Behavior Matters
Thoughts on the Gospels –Joe
3rd Sunday in Lent
Luke13:1-9

A perennial source of anxiety in university life is the freshman first semester. From the minute new students step foot on campus someone is cajoling them to dig into their books. “Don’t think that because your parents aren’t here you can leave your books on the floor until December and still grasp a decent grade from the maw of academic disaster. You can’t. A 4.0 in high school last year gets you nothing here.” There follows a string of anecdotal failures designed to imbed fear in 18 year old hearts.

The thing about this tactic is that it’s rooted in fact. While it doesn’t do the university’s reputation any good to have lots of freshmen flunk out, the professors get paid either way and orientation mentors are compensated no matter how well their young charges do, folks give their advice altruistically. That’s how it was with Jesus. Jesus consistently preached God’s freely-given love. Over and over he spoke of God’s concern for the sinner as well as the saint. Still; sin carried a real and steep price. It was paid in blood, in civil disorder, in human alienation and, ultimately, in the extended delay of God’s promised future.

In the ancient world’s static view of reality where life was as life was, unless God intervened from beyond, change or its absence was a direct result of divine pleasure or displeasure.

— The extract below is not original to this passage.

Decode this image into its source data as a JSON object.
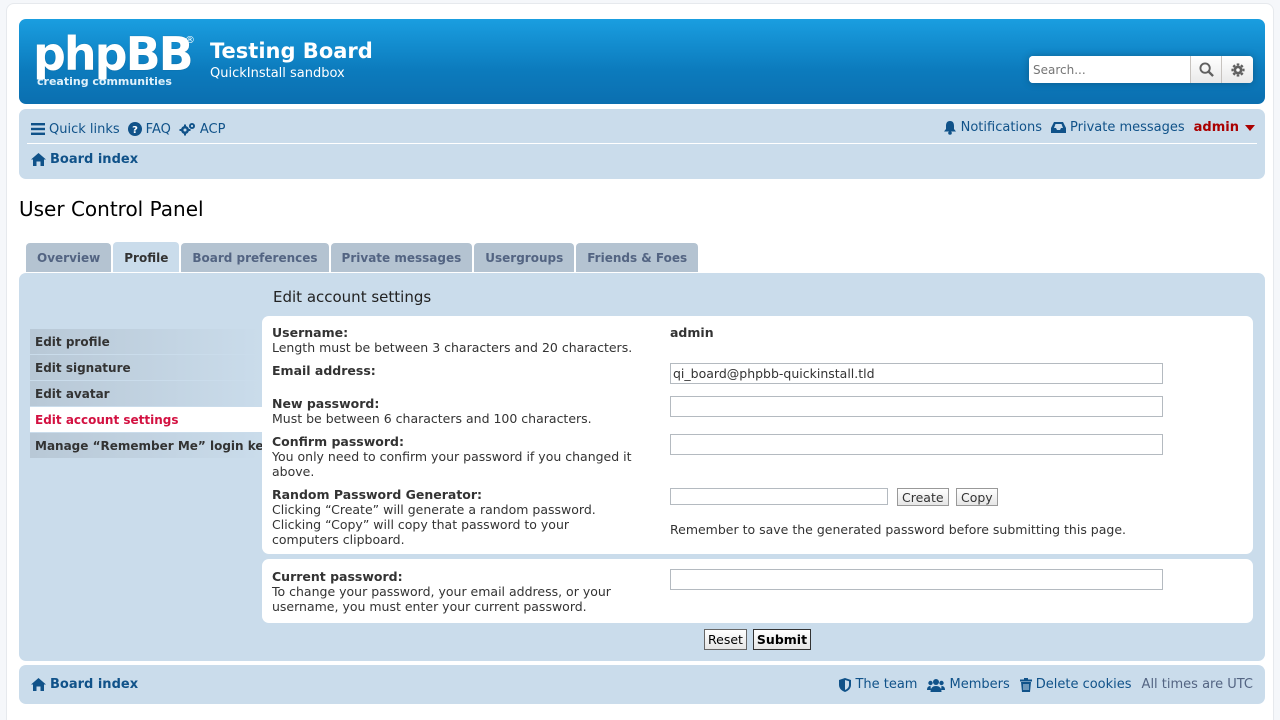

Without a sense of history’s course and humans’ ability to directly influence its path, the only way of explaining the negative effects of self-centeredness was to view it as a personal affront to God meriting retribution. Jesus, not withstanding his constant assurance of God’s forgiveness for sinners, also preached sin’s dire punishments.

We live with a much different understanding of history. For us, despite its obvious triumphs and tragedies, history moves forward. We assume progress even though it comes in fits and starts. And we assume as well that our behavior influences it. It may have been simpler for the ancients to imagine but it is no less true for us: for good and ill, behavior effects destiny. Our decisions and actions make a real, permanent difference. Just as they do for college freshmen.